On the other hand, many people will also feel the way I do about "Family Circus." Just thinking about that strip makes me feel like something's crawling under my skin. It could be because it was so relentlessly cutesie, but I think mainly it was because it was so cutesie about the kids. When you're a kid, you know that other kids don't say the things those children did. Sometimes the strip bothered me so much I had to cover it up with my hand while I ate my morning cereal.

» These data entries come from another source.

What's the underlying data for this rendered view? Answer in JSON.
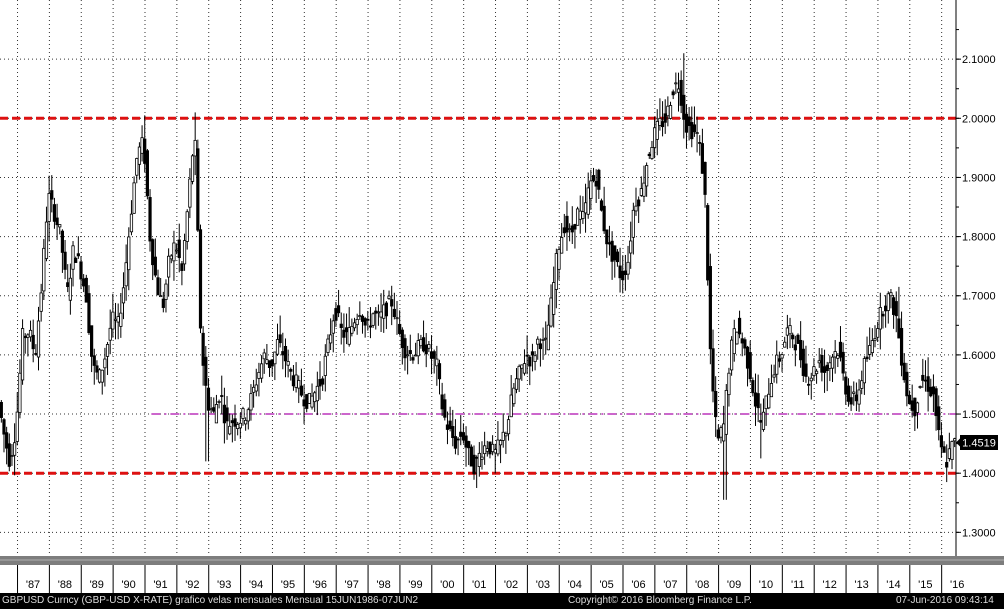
{
  "chart_data": {
    "type": "candlestick",
    "security": "GBPUSD Curncy",
    "ylim": [
      1.26,
      2.2
    ],
    "yticks": [
      "1.3000",
      "1.4000",
      "1.5000",
      "1.6000",
      "1.7000",
      "1.8000",
      "1.9000",
      "2.0000",
      "2.1000"
    ],
    "xticks": [
      "'87",
      "'88",
      "'89",
      "'90",
      "'91",
      "'92",
      "'93",
      "'94",
      "'95",
      "'96",
      "'97",
      "'98",
      "'99",
      "'00",
      "'01",
      "'02",
      "'03",
      "'04",
      "'05",
      "'06",
      "'07",
      "'08",
      "'09",
      "'10",
      "'11",
      "'12",
      "'13",
      "'14",
      "'15",
      "'16"
    ],
    "x_start": 1986.45,
    "x_end": 2016.45,
    "last_price": "1.4519",
    "grid": true,
    "reference_lines": [
      {
        "value": 2.0,
        "color": "#dd1111",
        "style": "dashed"
      },
      {
        "value": 1.5,
        "color": "#cc66cc",
        "style": "dashed"
      },
      {
        "value": 1.4,
        "color": "#dd1111",
        "style": "dashed"
      }
    ],
    "price_path": [
      [
        1986.45,
        1.52
      ],
      [
        1986.6,
        1.47
      ],
      [
        1986.8,
        1.42
      ],
      [
        1987.0,
        1.48
      ],
      [
        1987.2,
        1.63
      ],
      [
        1987.4,
        1.64
      ],
      [
        1987.6,
        1.6
      ],
      [
        1987.8,
        1.72
      ],
      [
        1988.0,
        1.87
      ],
      [
        1988.2,
        1.84
      ],
      [
        1988.4,
        1.8
      ],
      [
        1988.6,
        1.7
      ],
      [
        1988.8,
        1.78
      ],
      [
        1989.0,
        1.75
      ],
      [
        1989.2,
        1.7
      ],
      [
        1989.4,
        1.58
      ],
      [
        1989.6,
        1.56
      ],
      [
        1989.8,
        1.6
      ],
      [
        1990.0,
        1.66
      ],
      [
        1990.2,
        1.65
      ],
      [
        1990.4,
        1.73
      ],
      [
        1990.6,
        1.84
      ],
      [
        1990.8,
        1.94
      ],
      [
        1991.0,
        1.96
      ],
      [
        1991.2,
        1.8
      ],
      [
        1991.4,
        1.72
      ],
      [
        1991.6,
        1.68
      ],
      [
        1991.8,
        1.76
      ],
      [
        1992.0,
        1.79
      ],
      [
        1992.2,
        1.74
      ],
      [
        1992.4,
        1.86
      ],
      [
        1992.6,
        1.98
      ],
      [
        1992.8,
        1.62
      ],
      [
        1993.0,
        1.52
      ],
      [
        1993.2,
        1.5
      ],
      [
        1993.4,
        1.54
      ],
      [
        1993.6,
        1.48
      ],
      [
        1993.8,
        1.49
      ],
      [
        1994.0,
        1.49
      ],
      [
        1994.2,
        1.5
      ],
      [
        1994.4,
        1.53
      ],
      [
        1994.6,
        1.57
      ],
      [
        1994.8,
        1.6
      ],
      [
        1995.0,
        1.58
      ],
      [
        1995.2,
        1.62
      ],
      [
        1995.4,
        1.6
      ],
      [
        1995.6,
        1.57
      ],
      [
        1995.8,
        1.55
      ],
      [
        1996.0,
        1.53
      ],
      [
        1996.2,
        1.52
      ],
      [
        1996.4,
        1.54
      ],
      [
        1996.6,
        1.56
      ],
      [
        1996.8,
        1.62
      ],
      [
        1997.0,
        1.68
      ],
      [
        1997.2,
        1.64
      ],
      [
        1997.4,
        1.63
      ],
      [
        1997.6,
        1.66
      ],
      [
        1997.8,
        1.68
      ],
      [
        1998.0,
        1.64
      ],
      [
        1998.2,
        1.67
      ],
      [
        1998.4,
        1.66
      ],
      [
        1998.6,
        1.68
      ],
      [
        1998.8,
        1.69
      ],
      [
        1999.0,
        1.64
      ],
      [
        1999.2,
        1.61
      ],
      [
        1999.4,
        1.6
      ],
      [
        1999.6,
        1.61
      ],
      [
        1999.8,
        1.62
      ],
      [
        2000.0,
        1.6
      ],
      [
        2000.2,
        1.58
      ],
      [
        2000.4,
        1.5
      ],
      [
        2000.6,
        1.47
      ],
      [
        2000.8,
        1.45
      ],
      [
        2001.0,
        1.47
      ],
      [
        2001.2,
        1.43
      ],
      [
        2001.4,
        1.41
      ],
      [
        2001.6,
        1.44
      ],
      [
        2001.8,
        1.45
      ],
      [
        2002.0,
        1.43
      ],
      [
        2002.2,
        1.45
      ],
      [
        2002.4,
        1.48
      ],
      [
        2002.6,
        1.54
      ],
      [
        2002.8,
        1.57
      ],
      [
        2003.0,
        1.6
      ],
      [
        2003.2,
        1.59
      ],
      [
        2003.4,
        1.63
      ],
      [
        2003.6,
        1.61
      ],
      [
        2003.8,
        1.69
      ],
      [
        2004.0,
        1.78
      ],
      [
        2004.2,
        1.82
      ],
      [
        2004.4,
        1.8
      ],
      [
        2004.6,
        1.84
      ],
      [
        2004.8,
        1.83
      ],
      [
        2005.0,
        1.89
      ],
      [
        2005.2,
        1.9
      ],
      [
        2005.4,
        1.83
      ],
      [
        2005.6,
        1.78
      ],
      [
        2005.8,
        1.76
      ],
      [
        2006.0,
        1.73
      ],
      [
        2006.2,
        1.76
      ],
      [
        2006.4,
        1.86
      ],
      [
        2006.6,
        1.87
      ],
      [
        2006.8,
        1.93
      ],
      [
        2007.0,
        1.97
      ],
      [
        2007.2,
        1.99
      ],
      [
        2007.4,
        2.0
      ],
      [
        2007.6,
        2.05
      ],
      [
        2007.8,
        2.06
      ],
      [
        2008.0,
        1.99
      ],
      [
        2008.2,
        1.98
      ],
      [
        2008.4,
        1.97
      ],
      [
        2008.6,
        1.89
      ],
      [
        2008.8,
        1.58
      ],
      [
        2009.0,
        1.45
      ],
      [
        2009.2,
        1.48
      ],
      [
        2009.4,
        1.6
      ],
      [
        2009.6,
        1.65
      ],
      [
        2009.8,
        1.62
      ],
      [
        2010.0,
        1.58
      ],
      [
        2010.2,
        1.52
      ],
      [
        2010.4,
        1.48
      ],
      [
        2010.6,
        1.54
      ],
      [
        2010.8,
        1.58
      ],
      [
        2011.0,
        1.6
      ],
      [
        2011.2,
        1.64
      ],
      [
        2011.4,
        1.63
      ],
      [
        2011.6,
        1.6
      ],
      [
        2011.8,
        1.56
      ],
      [
        2012.0,
        1.57
      ],
      [
        2012.2,
        1.59
      ],
      [
        2012.4,
        1.57
      ],
      [
        2012.6,
        1.6
      ],
      [
        2012.8,
        1.61
      ],
      [
        2013.0,
        1.55
      ],
      [
        2013.2,
        1.52
      ],
      [
        2013.4,
        1.53
      ],
      [
        2013.6,
        1.58
      ],
      [
        2013.8,
        1.61
      ],
      [
        2014.0,
        1.65
      ],
      [
        2014.2,
        1.68
      ],
      [
        2014.4,
        1.7
      ],
      [
        2014.6,
        1.67
      ],
      [
        2014.8,
        1.59
      ],
      [
        2015.0,
        1.52
      ],
      [
        2015.2,
        1.51
      ],
      [
        2015.4,
        1.56
      ],
      [
        2015.6,
        1.55
      ],
      [
        2015.8,
        1.53
      ],
      [
        2016.0,
        1.44
      ],
      [
        2016.2,
        1.42
      ],
      [
        2016.4,
        1.45
      ]
    ],
    "wick_spikes": [
      [
        1986.85,
        1.405
      ],
      [
        1990.95,
        2.005
      ],
      [
        1992.55,
        2.01
      ],
      [
        1992.9,
        1.42
      ],
      [
        2001.35,
        1.375
      ],
      [
        2007.85,
        2.11
      ],
      [
        2009.15,
        1.355
      ],
      [
        2010.3,
        1.425
      ],
      [
        2014.6,
        1.715
      ],
      [
        2016.1,
        1.385
      ]
    ]
  },
  "footer": {
    "left": "GBPUSD Curncy (GBP-USD X-RATE) grafico velas mensuales  Mensual 15JUN1986-07JUN2",
    "center": "Copyright© 2016 Bloomberg Finance L.P.",
    "right": "07-Jun-2016 09:43:14"
  }
}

The fact that both my irritation and my affection come from memories of childhood is the key understanding why these strips provoke such passionate responses. Most people know they can read these strips on the internet, or just buy a different paper, but it's not the same. The comics page is what you read when you were a child, and unable to read the longer, heavier articles. Often it's something your parents gave you to do, so they could a few moments of quiet to read the paper for themselves. These strips are direct lines to childhood memories -- not birthday parties or big events, but the everyday stuff that life is actually made of. You don't think of it every time that you read the strip, but when the strip is about to go away, you know that you'll lose that daily opportunity to remember. No wonder people fight so hard to keep things they use so little.

Perhaps you, too, have comic strips you couldn't bear to lose?